27 октября мы проснулись под грохот орудий. Стояли трамваи. Все заперлись в квартирах, боялись выйти на улицу. Общались со знакомыми в разных концах города только по телефону. Нагоняли друг на друга панику фантастическими слухами: взорван Кремль... разрушены Большой и Малый театры... снарядом снесло памятник Пушкину...
На улицах фонари не горели, город погрузился во мрак.
Почти целую неделю днем и ночью продолжалась пальба. Только санитарные автомобили да грузовики с солдатами и Красной гвардией проносились по улицам. Часто возникала паника: все бегут, бросаются в первые попавшиеся ворота и подъезды. Ночью мы видели из окна зарева пожаров в разных местах города. Во дворах и в подъездах домов круглые сутки дежурила домовая охрана.
Скоро перестал работать телефон, и мы лишились какой-либо информации, кроме слухов в пределах нашего дома.
Наконец 2 ноября стрельба сперва затихла и затем вовсе прекратилась. Улицы наполнились народом.
Я с несколькими приятелями в возрасте 12 - 14 лет вышел из дома. Мы отправились по Сретенке, потом через Трубную площадь, Тверской бульвар до Никитских ворот, где на левой стороне еще дымился глазницами выгоревших окон огромный восьмиэтажный жилой дом. У Никитских ворот - груды железа, кирпича, порванной трамвайной и телефонной проволоки. Здесь было самое жаркое место боев.

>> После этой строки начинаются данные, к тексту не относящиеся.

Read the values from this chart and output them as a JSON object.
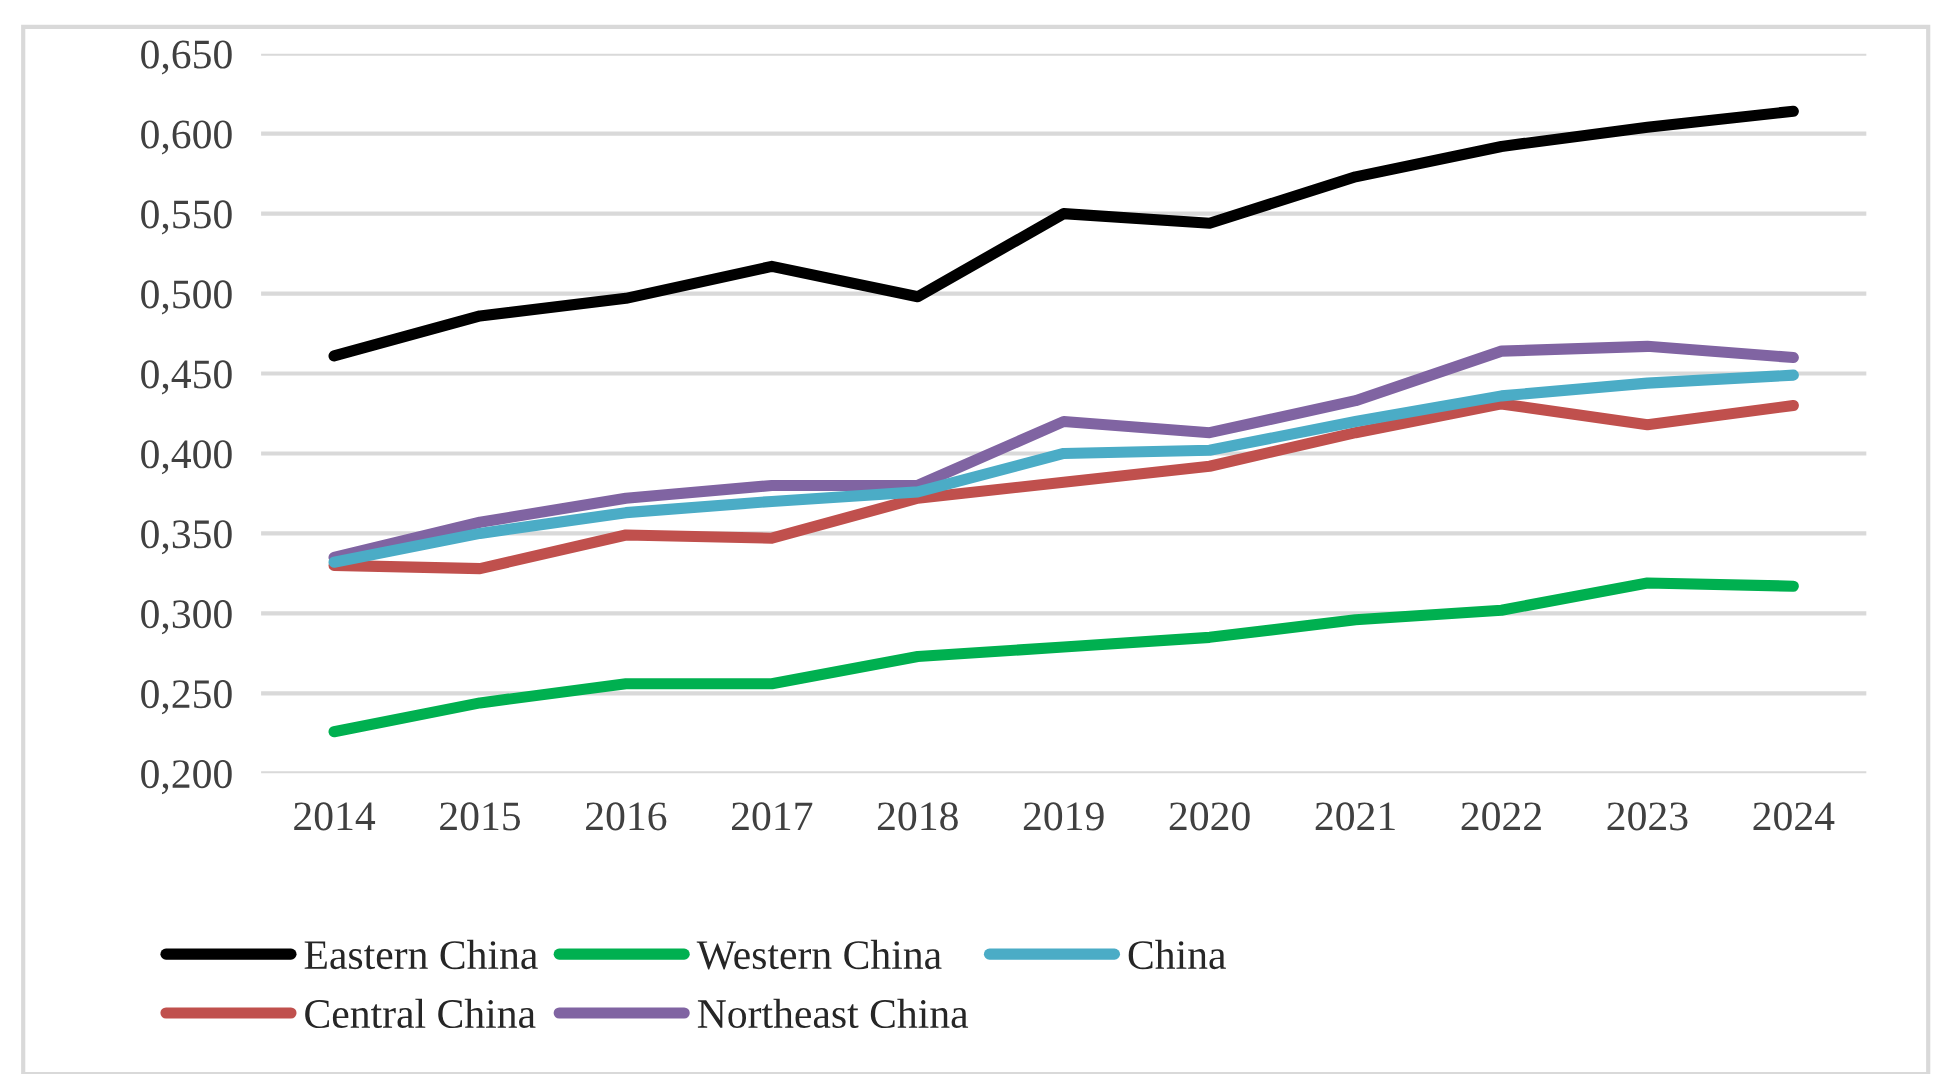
{
  "chart_data": {
    "type": "line",
    "categories": [
      "2014",
      "2015",
      "2016",
      "2017",
      "2018",
      "2019",
      "2020",
      "2021",
      "2022",
      "2023",
      "2024"
    ],
    "series": [
      {
        "name": "Eastern China",
        "color": "#000000",
        "values": [
          0.461,
          0.486,
          0.497,
          0.517,
          0.498,
          0.55,
          0.544,
          0.573,
          0.592,
          0.604,
          0.614
        ]
      },
      {
        "name": "Central China",
        "color": "#c0504d",
        "values": [
          0.33,
          0.328,
          0.349,
          0.347,
          0.372,
          0.382,
          0.392,
          0.413,
          0.431,
          0.418,
          0.43
        ]
      },
      {
        "name": "Western China",
        "color": "#00b050",
        "values": [
          0.226,
          0.244,
          0.256,
          0.256,
          0.273,
          0.279,
          0.285,
          0.296,
          0.302,
          0.319,
          0.317
        ]
      },
      {
        "name": "Northeast China",
        "color": "#8064a2",
        "values": [
          0.335,
          0.357,
          0.372,
          0.38,
          0.38,
          0.42,
          0.413,
          0.433,
          0.464,
          0.467,
          0.46
        ]
      },
      {
        "name": "China",
        "color": "#4bacc6",
        "values": [
          0.332,
          0.35,
          0.363,
          0.37,
          0.376,
          0.4,
          0.402,
          0.42,
          0.436,
          0.444,
          0.449
        ]
      }
    ],
    "ylim": [
      0.2,
      0.65
    ],
    "yticks": [
      {
        "value": 0.2,
        "label": "0,200"
      },
      {
        "value": 0.25,
        "label": "0,250"
      },
      {
        "value": 0.3,
        "label": "0,300"
      },
      {
        "value": 0.35,
        "label": "0,350"
      },
      {
        "value": 0.4,
        "label": "0,400"
      },
      {
        "value": 0.45,
        "label": "0,450"
      },
      {
        "value": 0.5,
        "label": "0,500"
      },
      {
        "value": 0.55,
        "label": "0,550"
      },
      {
        "value": 0.6,
        "label": "0,600"
      },
      {
        "value": 0.65,
        "label": "0,650"
      }
    ],
    "grid": "y",
    "legend": "bottom",
    "marker": "none",
    "line_style": "solid"
  }
}
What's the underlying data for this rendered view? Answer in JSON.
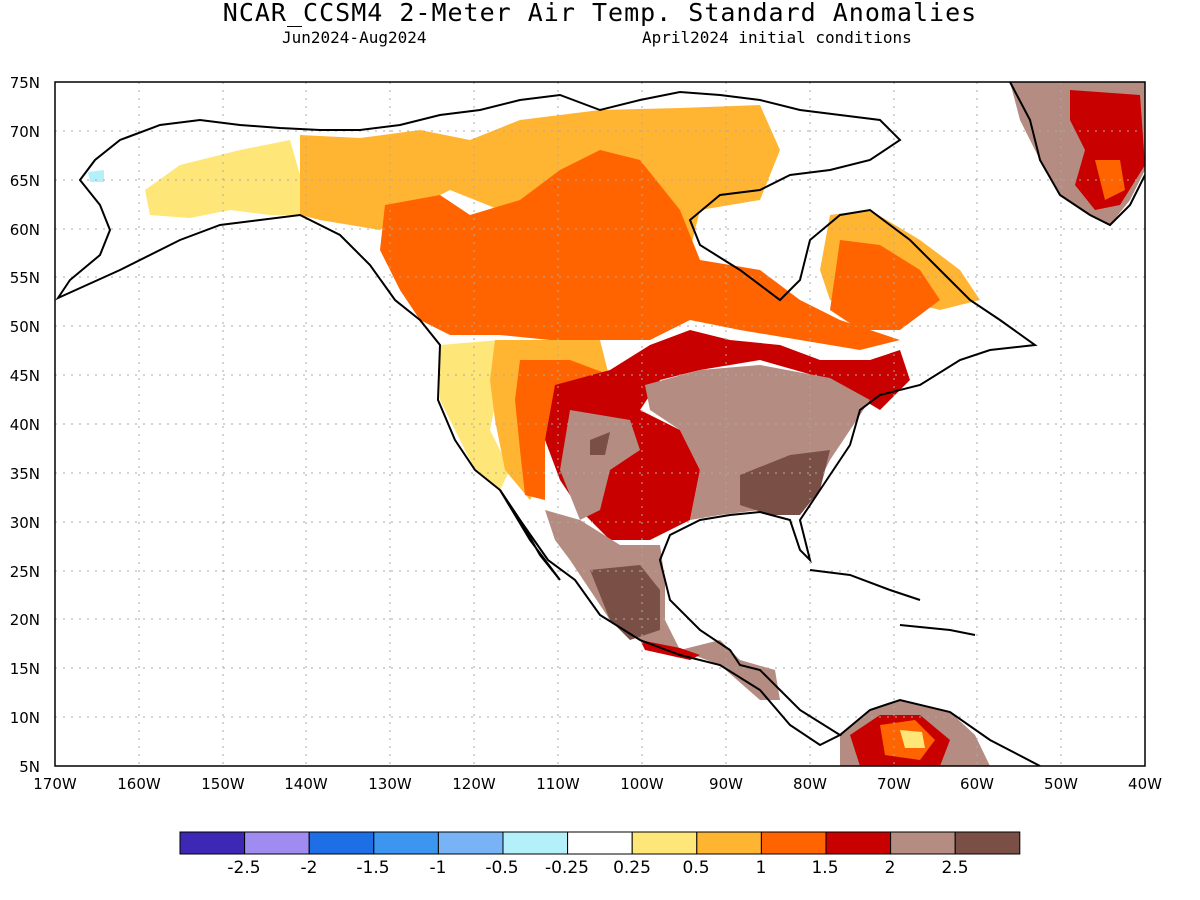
{
  "header": {
    "title": "NCAR_CCSM4 2-Meter Air Temp. Standard Anomalies",
    "period": "Jun2024-Aug2024",
    "init": "April2024 initial conditions"
  },
  "map": {
    "lon_range": [
      -170,
      -40
    ],
    "lat_range": [
      5,
      75
    ],
    "lat_labels": [
      "75N",
      "70N",
      "65N",
      "60N",
      "55N",
      "50N",
      "45N",
      "40N",
      "35N",
      "30N",
      "25N",
      "20N",
      "15N",
      "10N",
      "5N"
    ],
    "lon_labels": [
      "170W",
      "160W",
      "150W",
      "140W",
      "130W",
      "120W",
      "110W",
      "100W",
      "90W",
      "80W",
      "70W",
      "60W",
      "50W",
      "40W"
    ]
  },
  "colorbar": {
    "colors": [
      "#3c28b4",
      "#a08cf0",
      "#1e6ee6",
      "#3c96f0",
      "#78b4f5",
      "#b4f0fa",
      "#ffffff",
      "#ffe678",
      "#ffb432",
      "#ff6400",
      "#c80000",
      "#b48c82",
      "#7a5046"
    ],
    "labels": [
      "-2.5",
      "-2",
      "-1.5",
      "-1",
      "-0.5",
      "-0.25",
      "0.25",
      "0.5",
      "1",
      "1.5",
      "2",
      "2.5"
    ]
  }
}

На Тверской улице у магазина Келлера почти через всю мостовую - окоп. На тротуарах - битое стекло витрин. Большинство магазинов заколочено досками. На Скобелевской площади (ныне Советской) еще стояли орудия, валялись ящики со стаканами от расстрелянных снарядов.
Мы ходили и на Красную площадь, здесь была масса народу. Все жадно слушали рассказы участников боев. Говорили, что за несколько дней было убито и ранено около 1500 человек. Рассказывали, как с 28 октября рабочие и солдаты осаждали Кремль, а уже 3 ноября полностью очистили его от юнкеров и офицеров.
8 ноября сотни рабочих приступили к рытью братских могил на Красной площади, у самой Кремлевской стены, для солдат и красногвардейцев, павших 28 октября - 3 ноября. На похороны, организованные московским Военно-революционным комитетом, рабочие шли районными колоннами. Несли десятки белых и красных гробов. 8 ноября 1917 года (по старому стилю) вышел "Московский листок". Вот что писала тогда эта бульварная, реакционная газета:
"Москва пережила ужасы: семидневный обстрел, убийство мирного населения и юнцов, расстрел памятников старины и искусства".
На 19 - 21 ноября были назначены выборы в Учредительное собрание. Напротив нашей гимназии стены Спасских казарм, так же, впрочем, как и другие московские стены, густо заклеены избирательными воззваниями и плакатами.
Мне запомнились белые листки с надписью красным шрифтом: "Голосуйте за список No 5 большевиков!"
Постепенно в городе налаживалась торговля. В "Московском листке" от 24 ноября было объявлено, что по карточкам выдаются:
по 14-му купону - 2 яйца (24 коп. за штуку),
по 26-му купону - 1 кг сельди (1 р. 25 к. ),
по 6-му купону - 1/2 фунта масла (4 руб. за фунт).
Постепенно все входило в норму. Начались занятия в школах. К всеобщей радости учеников, ввели правописание по новой орфографии.
Взрослые трудились в советских учреждениях, на фабриках и заводах. Работали театры и кино. Устраивались концерты и лекции.
И при всем том, однако, жизнь в Москве была очень трудная. Холод и голод в буквальном смысле слова донимали москвичей. Все привыкли к печкам-буржуйкам с железными трубами, выведенными в форточку, к примитивным керосиновым и масляным коптилкам вместо электрического освещения, к сахарину вместо сахара и полуфунту хлеба на человека в день.
В нашей семье, так же как и у всех, было и холодно, и голодно. Из трехкомнатной квартиры мы все перебрались в одну комнату, где стояла печка-буржуйка, которую топили чем попало, и даже обломками старой мебели. Из дома вечером на улицу лучше не показываться: кругом неспокойно. На ночь все входы и выходы накрепко запирались. В подъездах дежурили члены домкома. Домком был как бы верховной властью нашего маленького дома-крепости.
Хлеба выдавали так мало и такого качества, что приходилось добывать хоть какое-то продовольствие, используя всякие возможности. Хлеб на жителей всего дома по уполномочию домкома получал хозяин шорной мастерской Федор Николаевич Лабазнов, честный и добрый человек. В шорную мастерскую, по стенам которой были развешаны хомуты и всевозможная конская сбруя, мы ходили за причитающимся хлебным пайком.